Sadly though, there’s clearly still a long way to go – with period negativity surrounding the majority of content found online, further perpetuating period shame among women as a result. Yep, we’re talking about those cringy pics of hot water bottle clutching, PJ wearing women in oodles of pain. Hardly realistic are they?
According to new research, commissioned as part of our I’M ON campaign to challenge negative perceptions of periods, it was found that a whopping 91% of online images show women to be weak, sad, or vulnerable, when they’ve got their period.
Punch the word “periods” into Google, search a stock image website or even give NHS online a quick scroll and it’s likely you’ll find images depicting menstruating women as helpless and emotional, reveals the research.
Of the period-related images, 40% showed women clutching stomachs in crippling pain, 52% showed women laying down, and 49% featured women in pyjamas. Less than a fifth of images portrayed women laughing or socialising and less than 10% showed a woman at work or playing sport. The online searches also depicted women as angry or with furrowed brows and frowns when they have their period with a further linguistic analysis revealing the negatively spilled over into language when writing about periods too.
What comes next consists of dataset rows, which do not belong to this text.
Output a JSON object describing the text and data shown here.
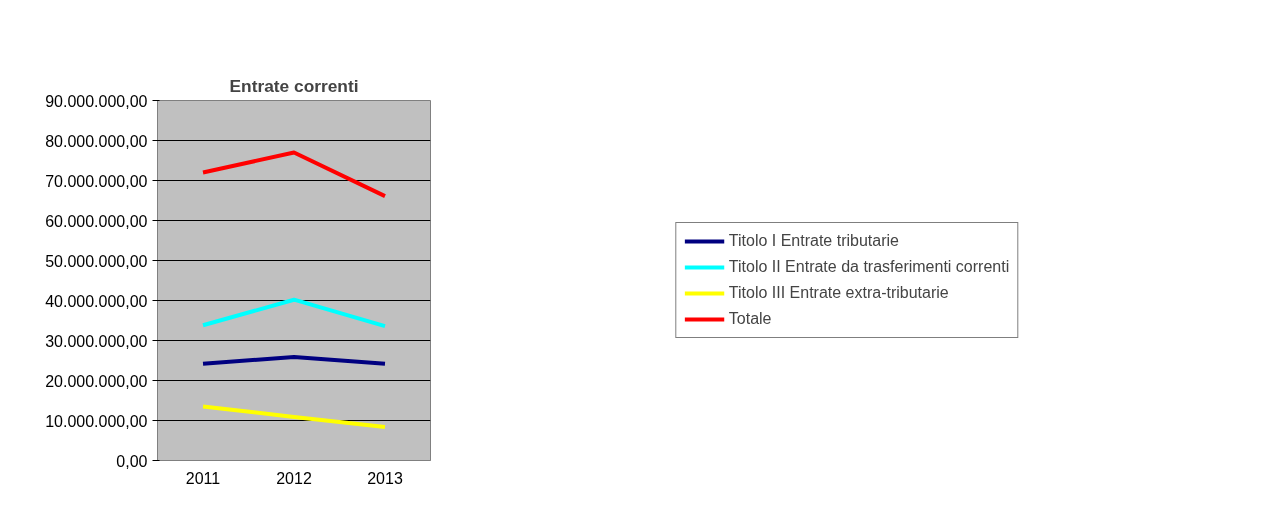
{
  "chart_data": {
    "type": "line",
    "title": "Entrate correnti",
    "categories": [
      "2011",
      "2012",
      "2013"
    ],
    "series": [
      {
        "name": "Titolo I Entrate tributarie",
        "color": "#000080",
        "values": [
          24200000,
          25900000,
          24200000
        ]
      },
      {
        "name": "Titolo II Entrate da trasferimenti correnti",
        "color": "#00ffff",
        "values": [
          33800000,
          40200000,
          33600000
        ]
      },
      {
        "name": "Titolo III Entrate extra-tributarie",
        "color": "#ffff00",
        "values": [
          13500000,
          10900000,
          8400000
        ]
      },
      {
        "name": "Totale",
        "color": "#ff0000",
        "values": [
          72000000,
          77000000,
          66100000
        ]
      }
    ],
    "ylim": [
      0,
      90000000
    ],
    "yticks": [
      {
        "value": 0,
        "label": "0,00"
      },
      {
        "value": 10000000,
        "label": "10.000.000,00"
      },
      {
        "value": 20000000,
        "label": "20.000.000,00"
      },
      {
        "value": 30000000,
        "label": "30.000.000,00"
      },
      {
        "value": 40000000,
        "label": "40.000.000,00"
      },
      {
        "value": 50000000,
        "label": "50.000.000,00"
      },
      {
        "value": 60000000,
        "label": "60.000.000,00"
      },
      {
        "value": 70000000,
        "label": "70.000.000,00"
      },
      {
        "value": 80000000,
        "label": "80.000.000,00"
      },
      {
        "value": 90000000,
        "label": "90.000.000,00"
      }
    ],
    "grid": "y",
    "legend": "right",
    "marker": "none",
    "line_style": "solid"
  }
}
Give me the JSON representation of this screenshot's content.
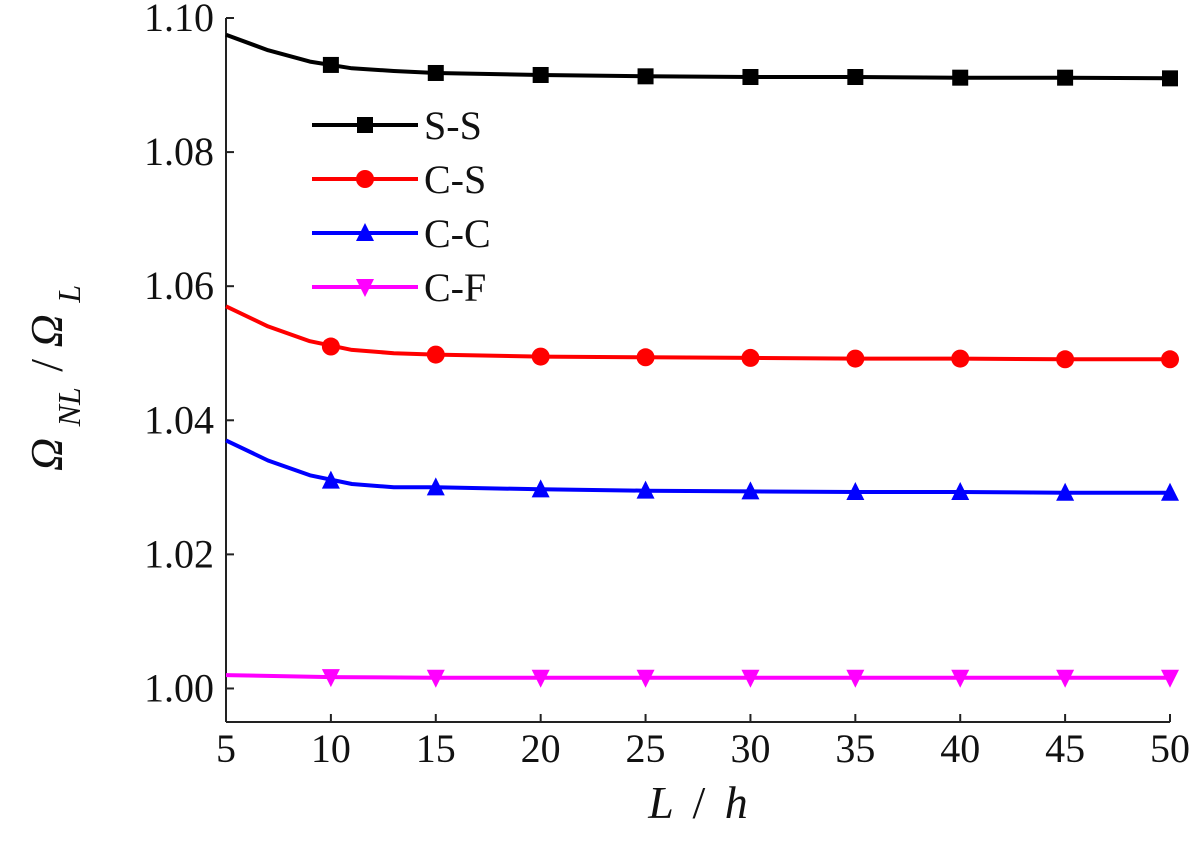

So how are these neggy, and quite frankly miserable, messages making us feel? Well unsurprisingly not at all kick-ass and unstoppable. Over half of the women quizzed said that the dramatised online content is not reflective of their actual experience of periods, with 21% admitting that these negative depictions actually make them feel ugly and/or embarrassed. Boo.
Plus the cyber shame doesn’t stop at images of real people. Even cartoons were found guilty of misleading and unfair stereotyping. Over two thirds of images generated when searching for ‘period pictures’ showed animated women crying, in a pool of blood or ferociously angry, along with many internet memes also serving as ‘warnings’ for men to steer clear of women during the time of the month. Charming.
So the Pink Parcel I’M ON campaign is all about bringing this to the surface in a bid to challenge society’s negative impressions of periods and make people think differently about something natural, normal and that affects 50% of the population.
I’M ON also sees a collective of top fashion figures collaborate to design a range of empowering slogan tees combatting the public’s view of bleeding women.
The collective is made up of British fashion designer Olivia Rubin, style influencer and activist Natalie Lee (Style Me Sunday), former fashion editors Pandora Sykes and Dolly Alderton – the driving forces behind podcast sensation The High Low. These industry icons have designed a collection of limited edition t-shirts and sweatshirts emblazoned with period positive slogans, in an effort to combat negative stereotypes and empower, educate and inspire women to talk openly and honestly about menstruation.
With research finding over a third of women use the phrase ‘I’m on’ to describe being on their period, shying away from including the word ‘period’, the I’M ON collection turns the phrase on its head, featuring a selection of powerful statements and quirky quips such as ‘I’m on the up’, ‘I’m on a roll’, ‘I’m on it’ and ‘I’m on and I’m strong’.
The I’M ON t-shirts will be available here, with £5 from each sale being donated to Bloody Good Period which aims to create a sustainable flow of period essentials for those who can’t afford to buy it.